Вот так и ходил везде батюшка Климентий, беседовал с людьми. Рассказывал и про себя, что раньше тоже был безбожник и как на него напустились бесы и замучили чуть не до смерти, и только в ограде Церкви он спасся от лютых врагов.
Призывающая Божия Благодать помогала ему. Люди задумывались над своей жизнью, некоторые оставили пьянство. Понемногу народ стал приходить в храм на службу. Матушка Сонька подобрала и составила клиросный хор и теперь в богослужение вливались гармоничные распевы.
Однажды батюшка Климентий решил осмотреть подвалы храма. Спустившись с Сонькой по крутой лесенке, они обнаружили сводчатый, совершенно сухой подвал со склепом, сооруженным под алтарем. В нем покоились родители великого полководца и строителя этого храма, почившие еще в восемнадцатом веке в царствование императрицы Екатерины Великой. Съеденный ржавчиной замок рассыпался в мощных ладонях батюшки.
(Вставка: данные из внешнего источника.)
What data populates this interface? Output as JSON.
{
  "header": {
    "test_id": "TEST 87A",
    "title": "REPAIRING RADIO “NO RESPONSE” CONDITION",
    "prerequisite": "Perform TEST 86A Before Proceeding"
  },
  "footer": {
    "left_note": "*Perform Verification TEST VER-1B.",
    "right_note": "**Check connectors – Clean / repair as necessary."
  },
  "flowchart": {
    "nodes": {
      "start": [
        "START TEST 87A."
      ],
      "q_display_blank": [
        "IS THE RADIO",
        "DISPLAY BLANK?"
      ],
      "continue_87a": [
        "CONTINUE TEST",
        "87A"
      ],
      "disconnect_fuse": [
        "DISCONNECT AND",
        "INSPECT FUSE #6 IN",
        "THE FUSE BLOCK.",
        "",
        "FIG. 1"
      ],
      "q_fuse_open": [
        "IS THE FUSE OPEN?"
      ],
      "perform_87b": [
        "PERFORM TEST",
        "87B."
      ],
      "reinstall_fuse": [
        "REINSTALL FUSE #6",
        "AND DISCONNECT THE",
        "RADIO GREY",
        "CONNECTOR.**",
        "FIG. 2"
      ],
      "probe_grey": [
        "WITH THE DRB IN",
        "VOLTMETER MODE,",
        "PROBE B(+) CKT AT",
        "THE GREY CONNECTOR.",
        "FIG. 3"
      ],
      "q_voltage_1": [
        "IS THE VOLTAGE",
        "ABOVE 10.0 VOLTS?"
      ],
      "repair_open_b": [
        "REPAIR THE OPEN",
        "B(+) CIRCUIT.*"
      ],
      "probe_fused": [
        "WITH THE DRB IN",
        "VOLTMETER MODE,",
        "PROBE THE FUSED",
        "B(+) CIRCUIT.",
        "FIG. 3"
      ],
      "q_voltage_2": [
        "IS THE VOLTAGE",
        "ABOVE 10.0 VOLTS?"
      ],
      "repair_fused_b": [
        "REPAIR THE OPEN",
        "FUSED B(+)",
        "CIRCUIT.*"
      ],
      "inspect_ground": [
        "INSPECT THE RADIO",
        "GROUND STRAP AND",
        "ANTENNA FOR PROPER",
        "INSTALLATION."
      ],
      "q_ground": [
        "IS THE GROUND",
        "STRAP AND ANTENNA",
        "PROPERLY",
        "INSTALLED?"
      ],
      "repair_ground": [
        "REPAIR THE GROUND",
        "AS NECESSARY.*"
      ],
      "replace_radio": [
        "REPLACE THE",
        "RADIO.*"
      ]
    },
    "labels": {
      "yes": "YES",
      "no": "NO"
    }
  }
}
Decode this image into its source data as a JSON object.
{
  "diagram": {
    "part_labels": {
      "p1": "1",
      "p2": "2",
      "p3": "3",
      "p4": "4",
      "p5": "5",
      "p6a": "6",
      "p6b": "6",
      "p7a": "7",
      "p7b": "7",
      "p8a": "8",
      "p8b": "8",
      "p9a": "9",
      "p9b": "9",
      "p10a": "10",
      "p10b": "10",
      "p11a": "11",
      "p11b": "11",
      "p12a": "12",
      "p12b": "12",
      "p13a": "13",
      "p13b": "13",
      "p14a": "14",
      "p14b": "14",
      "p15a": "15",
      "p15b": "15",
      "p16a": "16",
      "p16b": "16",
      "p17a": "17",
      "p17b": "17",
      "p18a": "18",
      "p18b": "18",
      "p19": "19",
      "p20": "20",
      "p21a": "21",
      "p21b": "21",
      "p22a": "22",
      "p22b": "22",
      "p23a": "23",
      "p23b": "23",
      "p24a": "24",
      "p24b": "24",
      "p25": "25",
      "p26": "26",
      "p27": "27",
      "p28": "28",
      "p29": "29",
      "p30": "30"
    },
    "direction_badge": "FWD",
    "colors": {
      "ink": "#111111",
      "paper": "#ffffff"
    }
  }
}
Со скрипом отворили массивные створчатые двери. Дрожащая от страха Сонька светила фонариком. Пыль и паутина свисали с потолка серыми гирляндами. На каменном постаменте, покрытые толстым слоем пыли и обложенные тусклыми серебряными венками, стояли два старинных гроба на дубовых ножках-балясинках, с массивными кистями по углам, покрытые истлевшей парчой. Батюшка поддел стамеской крышку гроба и снял истлевшую пелену. Перед ним открылся труп старика в парике с коричневым высохшим лицом, тонким носом и запавшим беззубым ртом. Покойник был в мундире генерал-аншефа екатерининских времен. Высохшая коричневая кисть руки сжимала позолоченный эфес шпаги, грудь опоясывала красная муаровая лента с орденской звездой на боку.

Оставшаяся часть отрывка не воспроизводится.